As the director of his hospital’s Center of Transplantation, Dr. Langnas oversees all liver, kidney, intestinal and pancreas transplants at the University of Nebraska Medical Center (UNMC) in Omaha. In a more hands-on role, he directs the center’s liver and intestinal transplantation programs, spending much of his time in the operating room. He also supervises several treatment programs for people with liver, pancreatic or intestinal diseases who don’t need transplants.

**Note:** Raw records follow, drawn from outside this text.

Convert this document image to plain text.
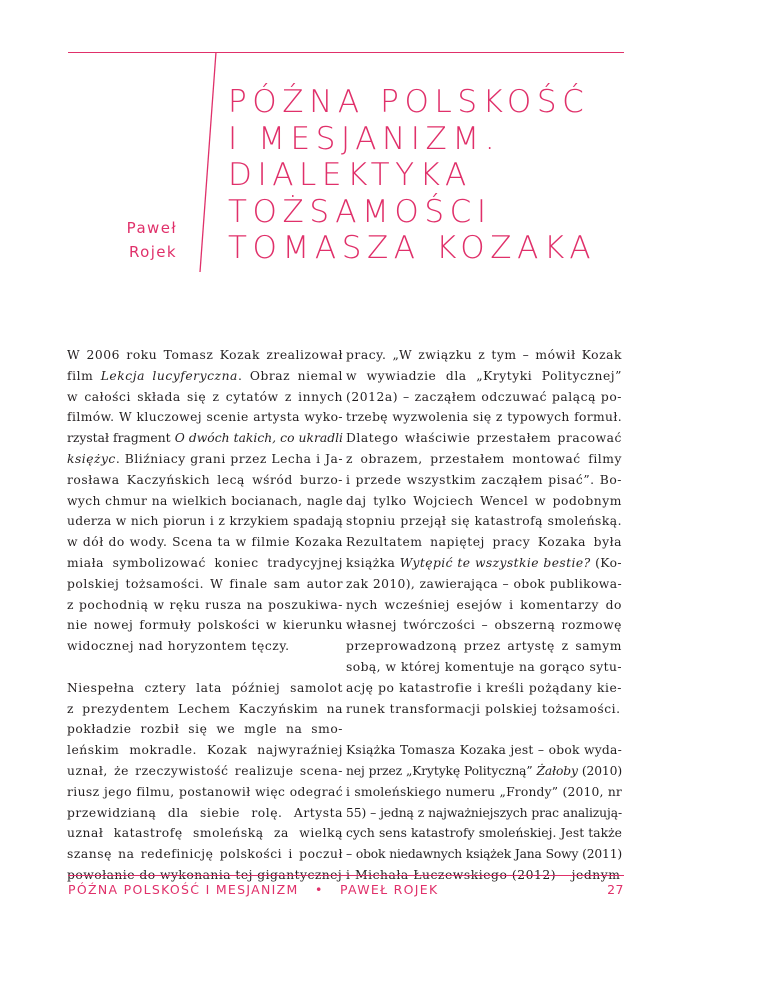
Paweł
Rojek
PÓŹNA POLSKOŚĆ
I MESJANIZM.
DIALEKTYKA
TOŻSAMOŚCI
TOMASZA KOZAKA

W 2006 roku Tomasz Kozak zrealizował
film Lekcja lucyferyczna. Obraz niemal
w całości składa się z cytatów z innych
filmów. W kluczowej scenie artysta wyko-
rzystał fragment O dwóch takich, co ukradli
księżyc. Bliźniacy grani przez Lecha i Ja-
rosława Kaczyńskich lecą wśród burzo-
wych chmur na wielkich bocianach, nagle
uderza w nich piorun i z krzykiem spadają
w dół do wody. Scena ta w filmie Kozaka
miała symbolizować koniec tradycyjnej
polskiej tożsamości. W finale sam autor
z pochodnią w ręku rusza na poszukiwa-
nie nowej formuły polskości w kierunku
widocznej nad horyzontem tęczy.

Niespełna cztery lata później samolot
z prezydentem Lechem Kaczyńskim na
pokładzie rozbił się we mgle na smo-
leńskim mokradle. Kozak najwyraźniej
uznał, że rzeczywistość realizuje scena-
riusz jego filmu, postanowił więc odegrać
przewidzianą dla siebie rolę. Artysta
uznał katastrofę smoleńską za wielką
szansę na redefinicję polskości i poczuł
powołanie do wykonania tej gigantycznej

pracy. „W związku z tym – mówił Kozak
w wywiadzie dla „Krytyki Politycznej”
(2012a) – zacząłem odczuwać palącą po-
trzebę wyzwolenia się z typowych formuł.
Dlatego właściwie przestałem pracować
z obrazem, przestałem montować filmy
i przede wszystkim zacząłem pisać”. Bo-
daj tylko Wojciech Wencel w podobnym
stopniu przejął się katastrofą smoleńską.
Rezultatem napiętej pracy Kozaka była
książka Wytępić te wszystkie bestie? (Ko-
zak 2010), zawierająca – obok publikowa-
nych wcześniej esejów i komentarzy do
własnej twórczości – obszerną rozmowę
przeprowadzoną przez artystę z samym
sobą, w której komentuje na gorąco sytu-
ację po katastrofie i kreśli pożądany kie-
runek transformacji polskiej tożsamości.

Książka Tomasza Kozaka jest – obok wyda-
nej przez „Krytykę Polityczną” Żałoby (2010)
i smoleńskiego numeru „Frondy” (2010, nr
55) – jedną z najważniejszych prac analizują-
cych sens katastrofy smoleńskiej. Jest także
– obok niedawnych książek Jana Sowy (2011)
i Michała Łuczewskiego (2012) – jednym

PÓŹNA POLSKOŚĆ I MESJANIZM • PAWEŁ ROJEK	27
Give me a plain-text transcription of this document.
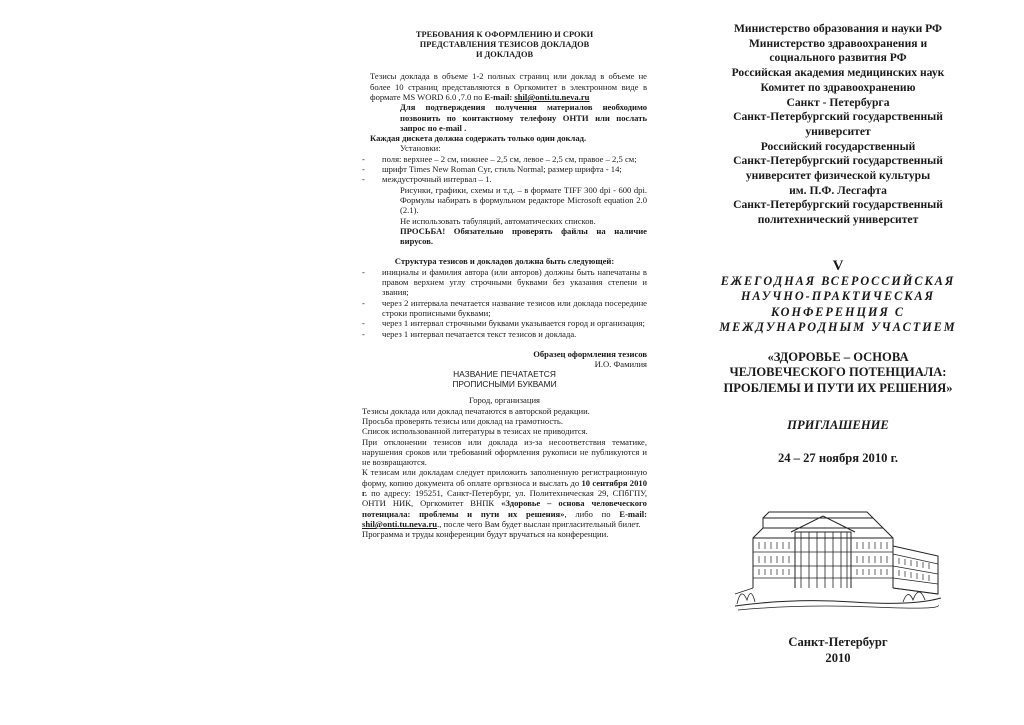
ТРЕБОВАНИЯ К ОФОРМЛЕНИЮ И СРОКИ
ПРЕДСТАВЛЕНИЯ ТЕЗИСОВ ДОКЛАДОВ
И ДОКЛАДОВ

Тезисы доклада в объеме 1-2 полных страниц или доклад в объеме не более 10 страниц представляются в Оргкомитет в электронном виде в формате MS WORD 6.0 ,7.0 по E-mail: shil@onti.tu.neva.ru

Для подтверждения получения материалов необходимо позвонить по контактному телефону ОНТИ или послать запрос по e-mail .

Каждая дискета должна содержать только один доклад.

Установки:

-	поля: верхнее – 2 см, нижнее – 2,5 см, левое – 2,5 см, правое – 2,5 см;
-	шрифт Times New Roman Cyr, стиль Normal; размер шрифта - 14;
-	междустрочный интервал – 1.

Рисунки, графики, схемы и т.д. – в формате TIFF 300 dpi - 600 dpi. Формулы набирать в формульном редакторе Microsoft equation 2.0 (2.1).

Не использовать табуляций, автоматических списков.

ПРОСЬБА! Обязательно проверять файлы на наличие вирусов.

Структура тезисов и докладов должна быть следующей:

-	инициалы и фамилия автора (или авторов) должны быть напечатаны в правом верхнем углу строчными буквами без указания степени и звания;
-	через 2 интервала печатается название тезисов или доклада посередине строки прописными буквами;
-	через 1 интервал строчными буквами указывается город и организация;
-	через 1 интервал печатается текст тезисов и доклада.

Образец оформления тезисов

И.О. Фамилия

НАЗВАНИЕ ПЕЧАТАЕТСЯ
ПРОПИСНЫМИ БУКВАМИ

Город, организация

Тезисы доклада или доклад печатаются в авторской редакции.

Просьба проверять тезисы или доклад на грамотность.

Список использованной литературы в тезисах не приводится.

При отклонении тезисов или доклада из-за несоответствия тематике, нарушения сроков или требований оформления рукописи не публикуются и не возвращаются.

К тезисам или докладам следует приложить заполненную регистрационную форму, копию документа об оплате оргвзноса и выслать до 10 сентября 2010 г. по адресу: 195251, Санкт-Петербург, ул. Политехническая 29, СПбГПУ, ОНТИ НИК, Оргкомитет ВНПК «Здоровье – основа человеческого потенциала: проблемы и пути их решения», либо по E-mail: shil@onti.tu.neva.ru., после чего Вам будет выслан пригласительный билет.

Программа и труды конференции будут вручаться на конференции.

Министерство образования и науки РФ
Министерство здравоохранения и
социального развития РФ
Российская академия медицинских наук
Комитет по здравоохранению
Санкт - Петербурга
Санкт-Петербургский государственный
университет
Российский государственный
Санкт-Петербургский государственный
университет физической культуры
им. П.Ф. Лесгафта
Санкт-Петербургский государственный
политехнический университет
V
ЕЖЕГОДНАЯ ВСЕРОССИЙСКАЯ
НАУЧНО-ПРАКТИЧЕСКАЯ
КОНФЕРЕНЦИЯ С
МЕЖДУНАРОДНЫМ УЧАСТИЕМ
«ЗДОРОВЬЕ – ОСНОВА
ЧЕЛОВЕЧЕСКОГО ПОТЕНЦИАЛА:
ПРОБЛЕМЫ И ПУТИ ИХ РЕШЕНИЯ»
ПРИГЛАШЕНИЕ
24 – 27 ноября 2010 г.
Санкт-Петербург
2010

During his nearly 25 years with UNMC, Dr. Langnas has assumed progressively greater administrative responsibilities. And since 1997, he has been the program director of the transplantation surgery fellowship that he himself completed a decade prior.

“Alan Langnas has an incredible amount of enthusiasm for and involvement in the field of transplant surgery, but he is not someone who goes around boasting of his accomplishments,” says Glenn Fosdick, CEO of the Nebraska Medical Center, UNMC’s teaching hospital in Omaha. “I remember one scenario in which we were doing four pediatric liver transplants on the same day, using four teams. I suspected this was a first for any medical center in the U.S. and suggested to Alan that we get the word out to the press. He initially said, ‘Maybe next time.’ I had to push for him to speak to the media.”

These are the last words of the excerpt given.